In this work novel speech recognition and audio processing systems based on a spiking artificial cochlea and neural networks are proposed and implemented. First, the biological behavior of the animal’s auditory system is analyzed and studied, along with the classical mechanisms of audio signal processing for sound classification, including Deep Learning techniques. Based on these studies, novel audio processing and automatic audio signal recognition systems are proposed, using a bio-inspired auditory sensor as input. A desktop software tool called NAVIS (Neuromorphic Auditory VIsualizer) for post-processing the information obtained from spiking cochleae was implemented, allowing to analyze these data for further research.
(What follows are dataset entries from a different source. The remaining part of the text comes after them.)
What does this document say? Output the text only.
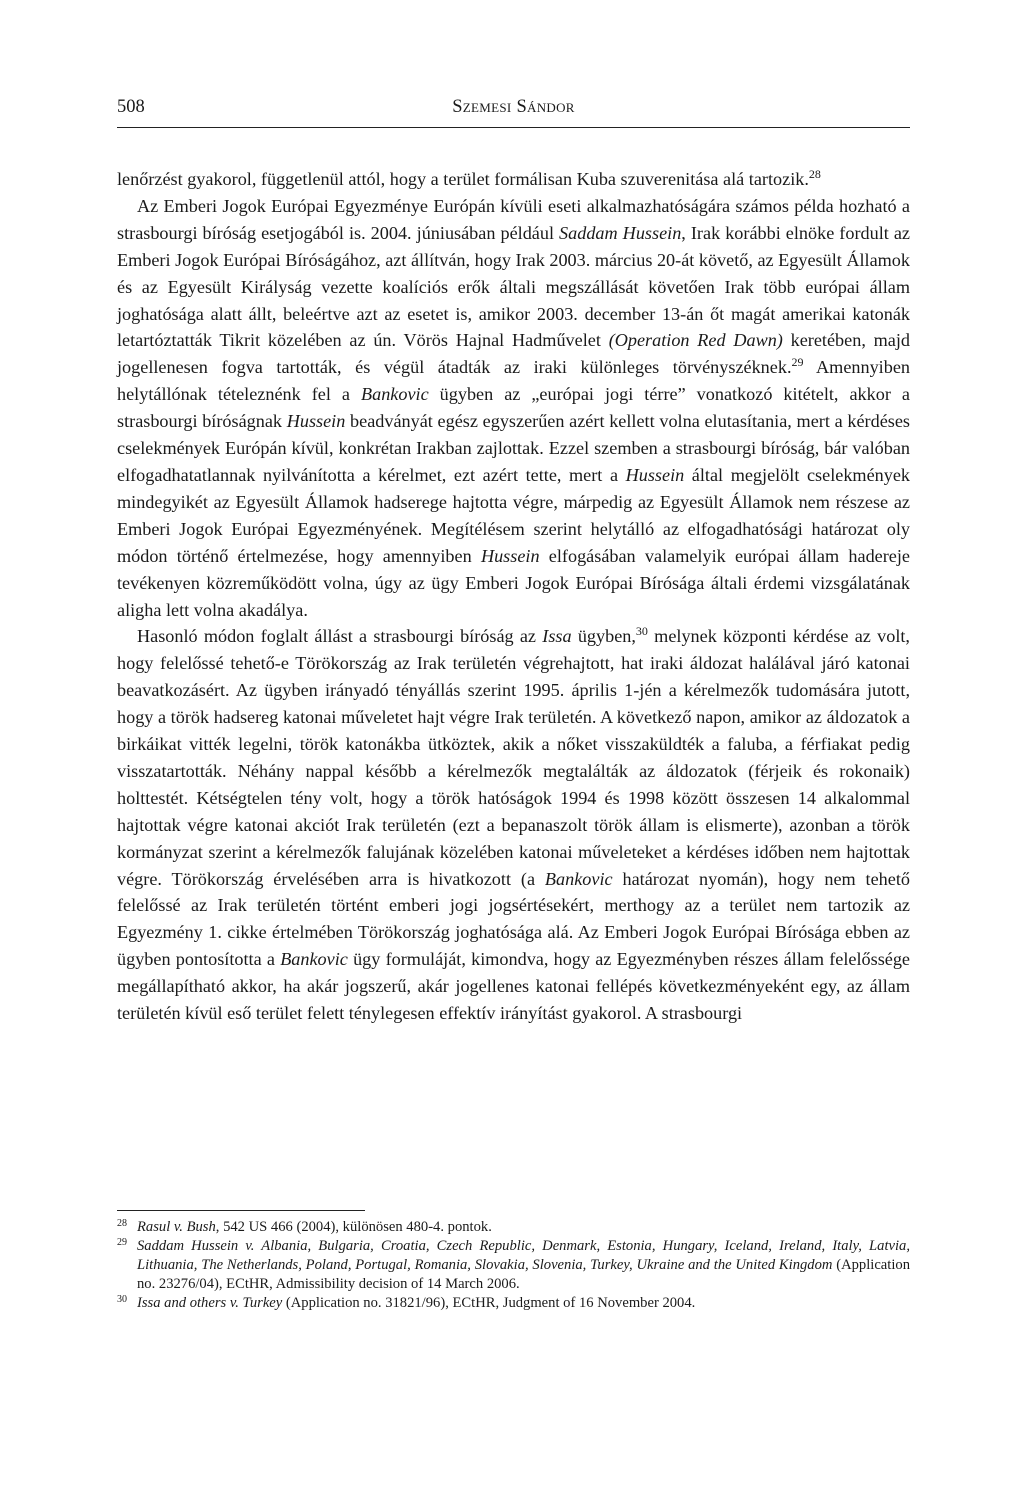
508	Szemesi Sándor

lenőrzést gyakorol, függetlenül attól, hogy a terület formálisan Kuba szuverenitása alá tartozik.$^{28}$

Az Emberi Jogok Európai Egyezménye Európán kívüli eseti alkalmazhatóságára számos példa hozható a strasbourgi bíróság esetjogából is. 2004. júniusában például Saddam Hussein, Irak korábbi elnöke fordult az Emberi Jogok Európai Bíróságához, azt állítván, hogy Irak 2003. március 20-át követő, az Egyesült Államok és az Egyesült Királyság vezette koalíciós erők általi megszállását követően Irak több európai állam joghatósága alatt állt, beleértve azt az esetet is, amikor 2003. december 13-án őt magát amerikai katonák letartóztatták Tikrit közelében az ún. Vörös Hajnal Hadművelet (Operation Red Dawn) keretében, majd jogellenesen fogva tartották, és végül átadták az iraki különleges törvényszéknek.$^{29}$ Amennyiben helytállónak tételeznénk fel a Bankovic ügyben az „európai jogi térre” vonatkozó kitételt, akkor a strasbourgi bíróságnak Hussein beadványát egész egyszerűen azért kellett volna elutasítania, mert a kérdéses cselekmények Európán kívül, konkrétan Irakban zajlottak. Ezzel szemben a strasbourgi bíróság, bár valóban elfogadhatatlannak nyilvánította a kérelmet, ezt azért tette, mert a Hussein által megjelölt cselekmények mindegyikét az Egyesült Államok hadserege hajtotta végre, márpedig az Egyesült Államok nem részese az Emberi Jogok Európai Egyezményének. Megítélésem szerint helytálló az elfogadhatósági határozat oly módon történő értelmezése, hogy amennyiben Hussein elfogásában valamelyik európai állam hadereje tevékenyen közreműködött volna, úgy az ügy Emberi Jogok Európai Bírósága általi érdemi vizsgálatának aligha lett volna akadálya.

Hasonló módon foglalt állást a strasbourgi bíróság az Issa ügyben,$^{30}$ melynek központi kérdése az volt, hogy felelőssé tehető-e Törökország az Irak területén végrehajtott, hat iraki áldozat halálával járó katonai beavatkozásért. Az ügyben irányadó tényállás szerint 1995. április 1-jén a kérelmezők tudomására jutott, hogy a török hadsereg katonai műveletet hajt végre Irak területén. A következő napon, amikor az áldozatok a birkáikat vitték legelni, török katonákba ütköztek, akik a nőket visszaküldték a faluba, a férfiakat pedig visszatartották. Néhány nappal később a kérelmezők megtalálták az áldozatok (férjeik és rokonaik) holttestét. Kétségtelen tény volt, hogy a török hatóságok 1994 és 1998 között összesen 14 alkalommal hajtottak végre katonai akciót Irak területén (ezt a bepanaszolt török állam is elismerte), azonban a török kormányzat szerint a kérelmezők falujának közelében katonai műveleteket a kérdéses időben nem hajtottak végre. Törökország érvelésében arra is hivatkozott (a Bankovic határozat nyomán), hogy nem tehető felelőssé az Irak területén történt emberi jogi jogsértésekért, merthogy az a terület nem tartozik az Egyezmény 1. cikke értelmében Törökország joghatósága alá. Az Emberi Jogok Európai Bírósága ebben az ügyben pontosította a Bankovic ügy formuláját, kimondva, hogy az Egyezményben részes állam felelőssége megállapítható akkor, ha akár jogszerű, akár jogellenes katonai fellépés következményeként egy, az állam területén kívül eső terület felett ténylegesen effektív irányítást gyakorol. A strasbourgi

28 Rasul v. Bush, 542 US 466 (2004), különösen 480-4. pontok.
29 Saddam Hussein v. Albania, Bulgaria, Croatia, Czech Republic, Denmark, Estonia, Hungary, Iceland, Ireland, Italy, Latvia, Lithuania, The Netherlands, Poland, Portugal, Romania, Slovakia, Slovenia, Turkey, Ukraine and the United Kingdom (Application no. 23276/04), ECtHR, Admissibility decision of 14 March 2006.
30 Issa and others v. Turkey (Application no. 31821/96), ECtHR, Judgment of 16 November 2004.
Next, using a 4-chip SpiNNaker hardware platform and Spiking Neural Networks, a system is proposed for classifying different time-independent audio signals, making use of a Neuromorphic Auditory Sensor and frequency studies obtained with NAVIS. To prove the robustness and analyze the limitations of the system, the input audios were disturbed, simulating extreme noisy environments. Deep Learning mechanisms, particularly Convolutional Neural Networks, are trained and used to differentiate between healthy persons and pathological patients by detecting murmurs from heart recordings after integrating the spike information from the signals using a neuromorphic auditory sensor. Finally, a similar approach is used to train Spiking Convolutional Neural Networks for speech recognition tasks. A novel SCNN architecture for timedependent signals classification is proposed, using a buffered layer that adapts the information from a real-time input domain to a static domain. The system was deployed on a 48-chip SpiNNaker platform. Finally, the performance and efficiency of these systems were evaluated, obtaining conclusions and proposing improvements for future works.